E foi como uma verdadeira Maestrina da Imaginação que ela escreveu o poema Festa de Orquestra:

“Todos a postos.. cada qual em seu lugar

Registrem-se nos autos… o show vai começar!

Teremos um compasso de espera… respirem fundo

Eis a música, senhores… o maior espetáculo do mundo!!!

Frente a frente, violinos agudos, agressivos e estridentes,

contrapõem-se a violas serenas, em comportado pizzicato.

Flautas e flautins saltitantes ensaiam ciranda com oboés

sorridentes.

Severos tímpanos agitam-se, ao ressoar do par de pratos,

acompanhados de perto por sinceros, comportados clarinetes

que, em total sintonia, embalam a melodia, na mais perfeita

harmonia.

Rodopia, envolta em rapsódia, a leve e graciosa harpa.

Alegres acordem fazem o fagueiro fagote ficar todo contente.

A trompa, com toda sua pompa, tira da bolsa sapatilhas de ponta.

E, quem diria, desmancha a ‘carranca’, até o trombone

imponente.

Sombrios e ferozes, violoncelos impõem-se em crescente.

Em claves de sol… de dó ou de fá, notas finalmente soltam os cabelos.

A explosiva família percussão faz questão de se fazer presente.

Compassos se entrelaçam, como imaginou Liszt, ao descrevê-los.

Num longo acorde final, a orquestra em uníssono se agiganta

Depois, igualmente, de repente se aquieta.

Acabou-se a música: aplausos, senhores!!! Ruidosa, a plateia se

levanta;

apagam-se as luzes… silêncio… fim de festa!!!

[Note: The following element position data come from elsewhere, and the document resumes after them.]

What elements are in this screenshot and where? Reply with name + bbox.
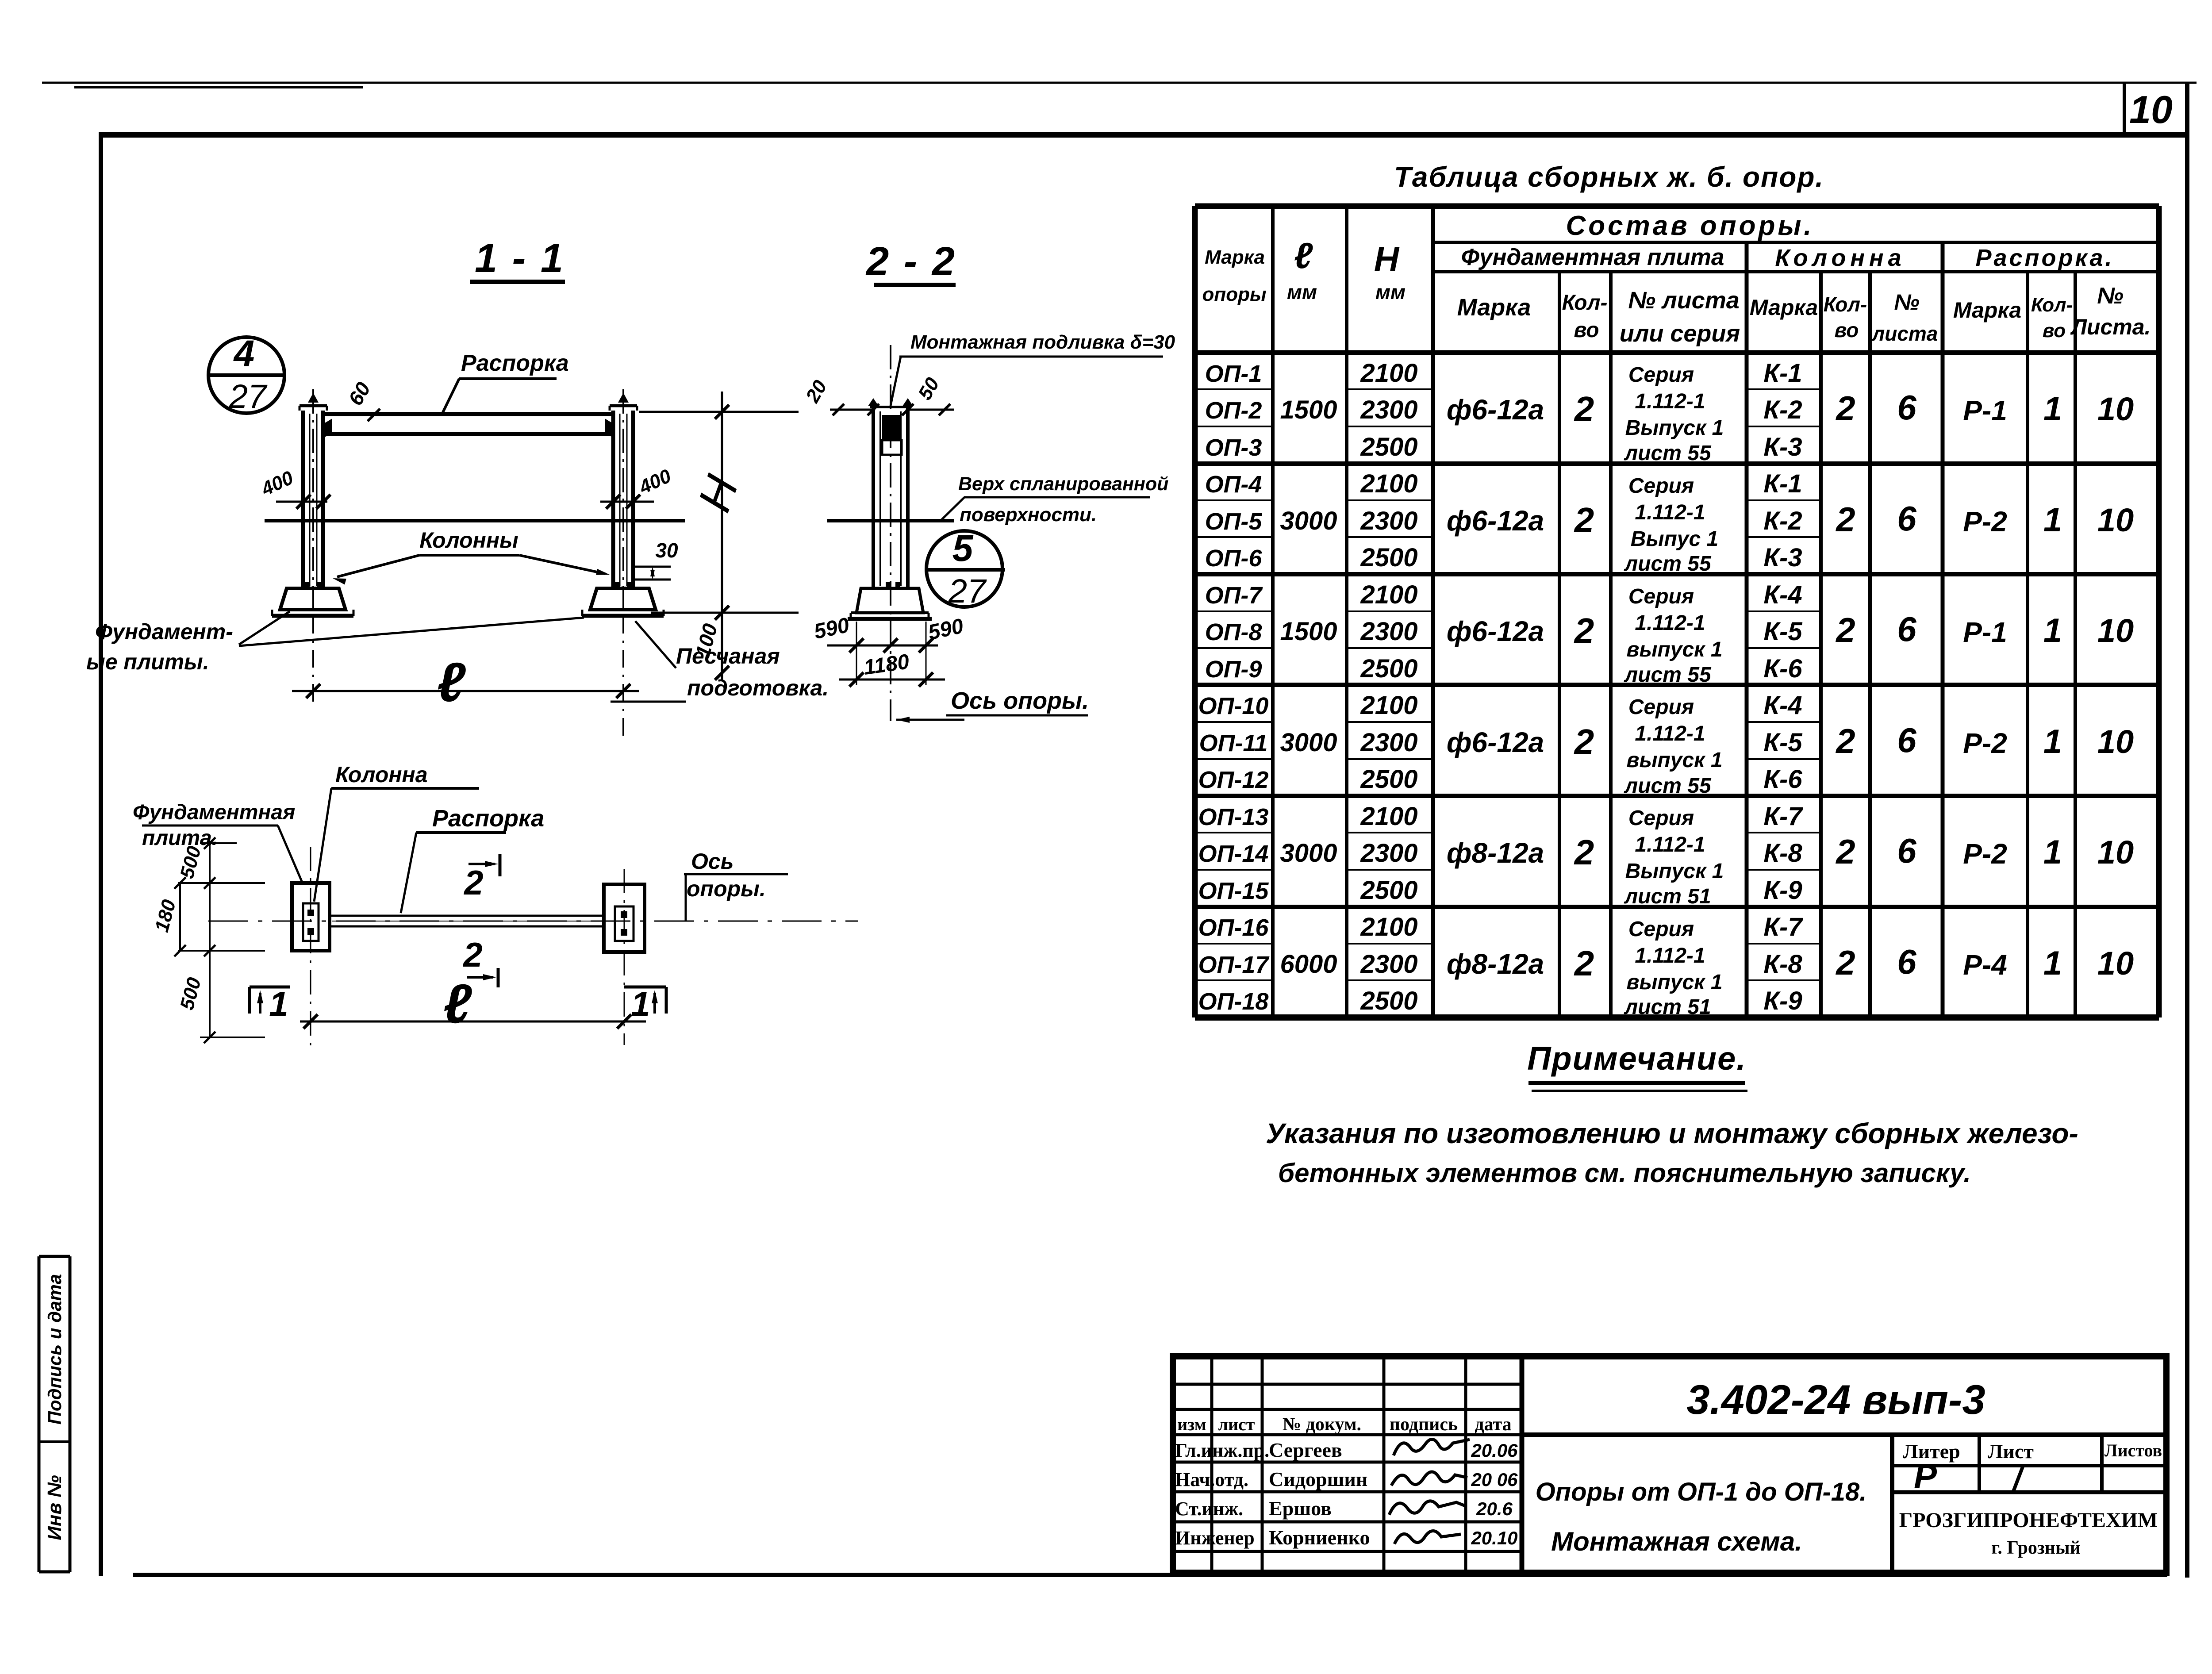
svg-text:ые плиты.: ые плиты. — [86, 649, 209, 674]
svg-text:поверхности.: поверхности. — [960, 504, 1097, 526]
svg-text:К-9: К-9 — [1763, 987, 1802, 1015]
svg-text:2300: 2300 — [1360, 839, 1417, 868]
svg-text:Кол-: Кол- — [1824, 293, 1867, 316]
svg-text:5: 5 — [952, 527, 974, 569]
svg-text:2: 2 — [1835, 610, 1855, 649]
svg-text:2100: 2100 — [1360, 359, 1417, 388]
svg-text:№ листа: № листа — [1628, 287, 1740, 314]
svg-text:1.112-1: 1.112-1 — [1635, 722, 1705, 745]
svg-text:Корниенко: Корниенко — [1269, 1526, 1370, 1549]
svg-text:Ст.инж.: Ст.инж. — [1175, 1498, 1243, 1520]
svg-text:Р-1: Р-1 — [1963, 395, 2007, 426]
svg-text:30: 30 — [655, 539, 678, 562]
svg-text:ОП-4: ОП-4 — [1205, 471, 1262, 498]
svg-text:дата: дата — [1475, 1414, 1511, 1435]
svg-text:Фундаментная: Фундаментная — [133, 801, 295, 824]
svg-text:1500: 1500 — [1280, 617, 1337, 646]
svg-text:К-2: К-2 — [1763, 395, 1802, 424]
svg-text:ОП-16: ОП-16 — [1198, 914, 1269, 941]
svg-text:Фундаментная плита: Фундаментная плита — [1461, 244, 1724, 270]
svg-text:Выпус 1: Выпус 1 — [1631, 527, 1718, 551]
svg-text:Верх спланированной: Верх спланированной — [958, 473, 1168, 495]
svg-text:Р-2: Р-2 — [1963, 727, 2007, 759]
svg-text:К-8: К-8 — [1763, 950, 1802, 979]
svg-text:Р: Р — [1914, 1457, 1937, 1496]
svg-text:2: 2 — [1574, 833, 1594, 872]
svg-text:Распорка: Распорка — [461, 350, 569, 376]
svg-text:лист 55: лист 55 — [1624, 552, 1712, 576]
svg-text:Лист: Лист — [1988, 1440, 2034, 1463]
svg-text:во: во — [2043, 320, 2066, 342]
svg-text:подпись: подпись — [1390, 1414, 1458, 1435]
svg-text:К-7: К-7 — [1763, 913, 1803, 941]
svg-text:Р-4: Р-4 — [1963, 949, 2007, 981]
svg-text:1: 1 — [631, 984, 650, 1023]
svg-text:К-4: К-4 — [1763, 580, 1802, 609]
svg-text:6: 6 — [1897, 388, 1916, 427]
svg-text:№: № — [1894, 290, 1919, 315]
svg-text:Кол-: Кол- — [2031, 294, 2073, 316]
svg-text:2300: 2300 — [1360, 728, 1417, 757]
svg-text:500: 500 — [176, 975, 205, 1012]
svg-text:3000: 3000 — [1280, 728, 1337, 757]
svg-text:2500: 2500 — [1360, 876, 1417, 905]
svg-text:выпуск 1: выпуск 1 — [1626, 971, 1722, 994]
svg-text:27: 27 — [229, 378, 268, 415]
svg-text:ГРОЗГИПРОНЕФТЕХИМ: ГРОЗГИПРОНЕФТЕХИМ — [1899, 1509, 2158, 1532]
svg-text:10: 10 — [2097, 834, 2134, 871]
svg-text:2500: 2500 — [1360, 987, 1417, 1015]
svg-text:ОП-14: ОП-14 — [1198, 841, 1269, 867]
svg-text:1.112-1: 1.112-1 — [1635, 611, 1705, 635]
svg-text:Серия: Серия — [1628, 363, 1694, 387]
svg-text:Серия: Серия — [1628, 918, 1694, 941]
svg-text:1.112-1: 1.112-1 — [1635, 501, 1705, 524]
svg-text:10: 10 — [2097, 723, 2134, 760]
svg-text:2: 2 — [463, 863, 483, 902]
svg-text:10: 10 — [2097, 945, 2134, 982]
svg-text:Серия: Серия — [1628, 806, 1694, 830]
svg-text:2: 2 — [1835, 500, 1855, 539]
svg-text:20.6: 20.6 — [1476, 1498, 1513, 1519]
svg-text:1: 1 — [269, 984, 288, 1023]
svg-text:К-5: К-5 — [1763, 728, 1802, 757]
svg-text:6: 6 — [1897, 942, 1916, 981]
svg-text:Примечание.: Примечание. — [1527, 1040, 1747, 1077]
svg-text:ф8-12а: ф8-12а — [1447, 837, 1544, 869]
svg-text:Распорка: Распорка — [432, 805, 544, 832]
svg-text:2100: 2100 — [1360, 802, 1417, 831]
svg-text:Сидоршин: Сидоршин — [1269, 1468, 1367, 1490]
svg-text:Серия: Серия — [1628, 474, 1694, 498]
svg-text:2 - 2: 2 - 2 — [865, 239, 956, 284]
svg-text:Листов: Листов — [2104, 1440, 2162, 1460]
svg-text:выпуск 1: выпуск 1 — [1626, 749, 1722, 772]
svg-text:2100: 2100 — [1360, 913, 1417, 941]
svg-text:H: H — [1374, 239, 1400, 278]
svg-text:ОП-7: ОП-7 — [1205, 582, 1263, 609]
svg-text:Состав опоры.: Состав опоры. — [1566, 211, 1814, 241]
svg-text:2300: 2300 — [1360, 395, 1417, 424]
svg-text:Выпуск 1: Выпуск 1 — [1625, 860, 1724, 883]
svg-text:ф8-12а: ф8-12а — [1447, 948, 1544, 980]
svg-text:опоры: опоры — [1202, 284, 1266, 305]
svg-text:2100: 2100 — [1360, 691, 1417, 720]
svg-text:Инв №: Инв № — [44, 1475, 65, 1540]
svg-text:К-1: К-1 — [1763, 469, 1802, 498]
svg-text:Листа.: Листа. — [2070, 315, 2151, 339]
svg-text:Р-2: Р-2 — [1963, 506, 2007, 538]
svg-text:20.06: 20.06 — [1471, 1440, 1518, 1461]
svg-text:ф6-12а: ф6-12а — [1447, 394, 1544, 426]
svg-text:ОП-9: ОП-9 — [1205, 656, 1262, 683]
svg-text:ОП-18: ОП-18 — [1198, 988, 1269, 1015]
svg-text:2: 2 — [1835, 722, 1855, 760]
svg-text:2500: 2500 — [1360, 765, 1417, 794]
svg-text:Р-2: Р-2 — [1963, 838, 2007, 870]
svg-text:6000: 6000 — [1280, 950, 1337, 979]
svg-text:ОП-13: ОП-13 — [1198, 804, 1269, 830]
svg-text:590: 590 — [812, 614, 852, 644]
svg-text:Ось: Ось — [691, 849, 733, 874]
svg-text:3.402-24 вып-3: 3.402-24 вып-3 — [1686, 1376, 1985, 1423]
svg-text:К-5: К-5 — [1763, 617, 1802, 646]
svg-text:Таблица сборных ж. б. опор.: Таблица сборных ж. б. опор. — [1394, 161, 1824, 193]
svg-text:Фундамент-: Фундамент- — [95, 619, 233, 644]
svg-text:мм: мм — [1375, 280, 1406, 303]
svg-text:Опоры от ОП-1 до ОП-18.: Опоры от ОП-1 до ОП-18. — [1536, 1478, 1867, 1506]
svg-text:ОП-6: ОП-6 — [1205, 545, 1263, 572]
svg-text:1.112-1: 1.112-1 — [1635, 944, 1705, 968]
svg-text:К-9: К-9 — [1763, 876, 1802, 905]
svg-text:20 06: 20 06 — [1471, 1469, 1518, 1490]
svg-text:К-4: К-4 — [1763, 691, 1802, 720]
svg-text:листа: листа — [1871, 322, 1938, 345]
svg-text:ОП-12: ОП-12 — [1198, 767, 1269, 793]
svg-text:Инженер: Инженер — [1175, 1527, 1255, 1549]
svg-text:2300: 2300 — [1360, 950, 1417, 979]
svg-text:лист 51: лист 51 — [1624, 995, 1711, 1019]
svg-text:400: 400 — [635, 465, 675, 499]
svg-text:во: во — [1574, 319, 1599, 342]
svg-text:2: 2 — [1574, 611, 1594, 650]
svg-text:400: 400 — [257, 467, 297, 500]
svg-text:Колонна: Колонна — [335, 762, 428, 787]
svg-text:1: 1 — [2043, 723, 2062, 760]
svg-text:Марка: Марка — [1457, 294, 1531, 321]
svg-text:ОП-8: ОП-8 — [1205, 619, 1262, 645]
svg-text:бетонных элементов см. поясн: бетонных элементов см. пояснительную зап… — [1278, 1158, 1971, 1188]
svg-text:Указания по изготовлению и: Указания по изготовлению и монтажу сборн… — [1266, 1117, 2078, 1149]
svg-text:2100: 2100 — [1360, 469, 1417, 498]
svg-text:выпуск 1: выпуск 1 — [1626, 638, 1722, 661]
svg-text:2: 2 — [1574, 500, 1594, 540]
svg-text:2300: 2300 — [1360, 507, 1417, 535]
svg-text:ℓ: ℓ — [1294, 236, 1313, 276]
svg-text:изм: изм — [1177, 1414, 1206, 1434]
svg-text:1.112-1: 1.112-1 — [1635, 833, 1705, 856]
svg-text:Сергеев: Сергеев — [1269, 1439, 1342, 1461]
svg-text:Колонна: Колонна — [1775, 245, 1905, 271]
svg-text:1: 1 — [2043, 390, 2062, 428]
svg-text:Гл.инж.пр.: Гл.инж.пр. — [1175, 1440, 1269, 1461]
svg-text:ОП-3: ОП-3 — [1205, 434, 1262, 461]
svg-text:2500: 2500 — [1360, 543, 1417, 572]
svg-text:2300: 2300 — [1360, 617, 1417, 646]
svg-text:мм: мм — [1287, 280, 1317, 303]
svg-text:или серия: или серия — [1620, 320, 1740, 347]
svg-text:2: 2 — [1574, 944, 1594, 983]
svg-text:№: № — [2097, 283, 2124, 309]
svg-text:6: 6 — [1897, 610, 1916, 649]
svg-text:2500: 2500 — [1360, 654, 1417, 683]
svg-text:опоры.: опоры. — [687, 876, 766, 901]
svg-text:3000: 3000 — [1280, 507, 1337, 535]
svg-text:20: 20 — [801, 376, 831, 407]
svg-text:К-8: К-8 — [1763, 839, 1802, 868]
svg-text:лист 51: лист 51 — [1624, 885, 1711, 908]
svg-text:подготовка.: подготовка. — [687, 676, 829, 700]
svg-text:Нач.отд.: Нач.отд. — [1175, 1469, 1248, 1490]
svg-text:2500: 2500 — [1360, 433, 1417, 461]
svg-text:г. Грозный: г. Грозный — [1991, 1538, 2081, 1558]
svg-text:4: 4 — [233, 333, 255, 374]
svg-text:1 - 1: 1 - 1 — [475, 236, 565, 281]
svg-text:1: 1 — [2043, 833, 2062, 871]
svg-text:Выпуск 1: Выпуск 1 — [1625, 416, 1724, 440]
svg-text:1.112-1: 1.112-1 — [1635, 390, 1705, 413]
svg-text:1180: 1180 — [862, 650, 911, 680]
svg-text:№ докум.: № докум. — [1283, 1414, 1361, 1435]
svg-text:Песчаная: Песчаная — [676, 644, 780, 668]
svg-text:Монтажная подливка δ=30: Монтажная подливка δ=30 — [910, 331, 1175, 353]
svg-text:ОП-17: ОП-17 — [1198, 952, 1270, 978]
svg-text:2: 2 — [1835, 832, 1855, 871]
svg-text:10: 10 — [2129, 88, 2173, 131]
svg-text:3000: 3000 — [1280, 839, 1337, 868]
svg-text:Серия: Серия — [1628, 585, 1694, 608]
svg-text:ОП-5: ОП-5 — [1205, 508, 1263, 535]
svg-text:Ершов: Ершов — [1269, 1497, 1332, 1520]
svg-text:Марка: Марка — [1205, 246, 1265, 268]
svg-text:6: 6 — [1897, 499, 1916, 538]
svg-text:6: 6 — [1897, 721, 1916, 760]
svg-text:27: 27 — [948, 572, 987, 610]
svg-text:ОП-10: ОП-10 — [1198, 693, 1269, 719]
svg-text:20.10: 20.10 — [1471, 1528, 1517, 1548]
svg-text:Марка: Марка — [1953, 298, 2021, 323]
svg-text:Ось опоры.: Ось опоры. — [951, 687, 1089, 714]
svg-text:180: 180 — [151, 897, 180, 934]
svg-text:6: 6 — [1897, 831, 1916, 870]
svg-text:К-1: К-1 — [1763, 359, 1802, 388]
svg-text:К-7: К-7 — [1763, 802, 1803, 831]
svg-text:лист 55: лист 55 — [1624, 774, 1712, 798]
svg-text:H: H — [688, 469, 749, 518]
svg-text:2: 2 — [1574, 722, 1594, 761]
svg-text:2: 2 — [1835, 943, 1855, 982]
svg-text:во: во — [1835, 319, 1859, 342]
svg-text:Распорка.: Распорка. — [1975, 245, 2114, 271]
svg-text:10: 10 — [2097, 391, 2134, 427]
svg-text:10: 10 — [2097, 612, 2134, 649]
svg-text:1: 1 — [2043, 945, 2062, 982]
svg-text:Колонны: Колонны — [419, 528, 518, 553]
svg-text:ОП-2: ОП-2 — [1205, 397, 1262, 424]
svg-text:60: 60 — [344, 378, 375, 409]
svg-text:Р-1: Р-1 — [1963, 616, 2007, 648]
svg-text:ф6-12а: ф6-12а — [1447, 505, 1544, 537]
svg-text:ℓ: ℓ — [443, 973, 472, 1035]
svg-text:1: 1 — [2043, 612, 2062, 649]
svg-text:лист 55: лист 55 — [1624, 442, 1712, 465]
svg-text:Марка: Марка — [1750, 295, 1818, 320]
svg-text:Подпись и дата: Подпись и дата — [44, 1274, 65, 1424]
svg-text:К-2: К-2 — [1763, 507, 1802, 535]
svg-text:К-3: К-3 — [1763, 433, 1802, 461]
svg-text:2: 2 — [1835, 389, 1855, 428]
svg-text:1: 1 — [2043, 501, 2062, 539]
svg-text:ОП-15: ОП-15 — [1198, 878, 1269, 904]
svg-text:2: 2 — [462, 935, 482, 974]
svg-text:К-6: К-6 — [1763, 765, 1802, 794]
svg-text:50: 50 — [914, 374, 944, 403]
svg-text:ф6-12а: ф6-12а — [1447, 726, 1544, 758]
svg-text:1500: 1500 — [1280, 395, 1337, 424]
svg-text:ф6-12а: ф6-12а — [1447, 615, 1544, 647]
svg-text:лист: лист — [1218, 1414, 1255, 1434]
svg-text:ОП-1: ОП-1 — [1205, 361, 1262, 387]
svg-text:2100: 2100 — [1360, 580, 1417, 609]
svg-text:Кол-: Кол- — [1562, 291, 1608, 315]
svg-text:лист 55: лист 55 — [1624, 663, 1712, 687]
svg-text:10: 10 — [2097, 502, 2134, 538]
svg-text:ОП-11: ОП-11 — [1199, 730, 1268, 756]
svg-text:2: 2 — [1574, 389, 1594, 429]
svg-text:Серия: Серия — [1628, 695, 1694, 719]
svg-text:К-3: К-3 — [1763, 543, 1802, 572]
svg-text:ℓ: ℓ — [437, 652, 466, 713]
svg-text:Монтажная схема.: Монтажная схема. — [1551, 1527, 1802, 1556]
svg-text:К-6: К-6 — [1763, 654, 1802, 683]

Fim de festa! Apagam-se as luzes… porque a Maestrina partiu!

E aqui, ficamos nós, instrumentos à espera de afinação, de ensaio…

A todo o momento, na Grande Estação da vida, há aqueles que chegam. E há aqueles que partem.

Seja muito bem-vindo entre nós, pequeno e gracioso Dudu!

Seja muito bem-vinda, Poetisa-Guerreira Lia… entre os Imortais da eternidade!

* Aldebarã: palavra mística, feita de muitas outras, querendo dizer, em antigas línguas secretas: a Nova Esperança, a Alegria Amiga, o Esquecimento das Mágoas, a Alegria da Noite.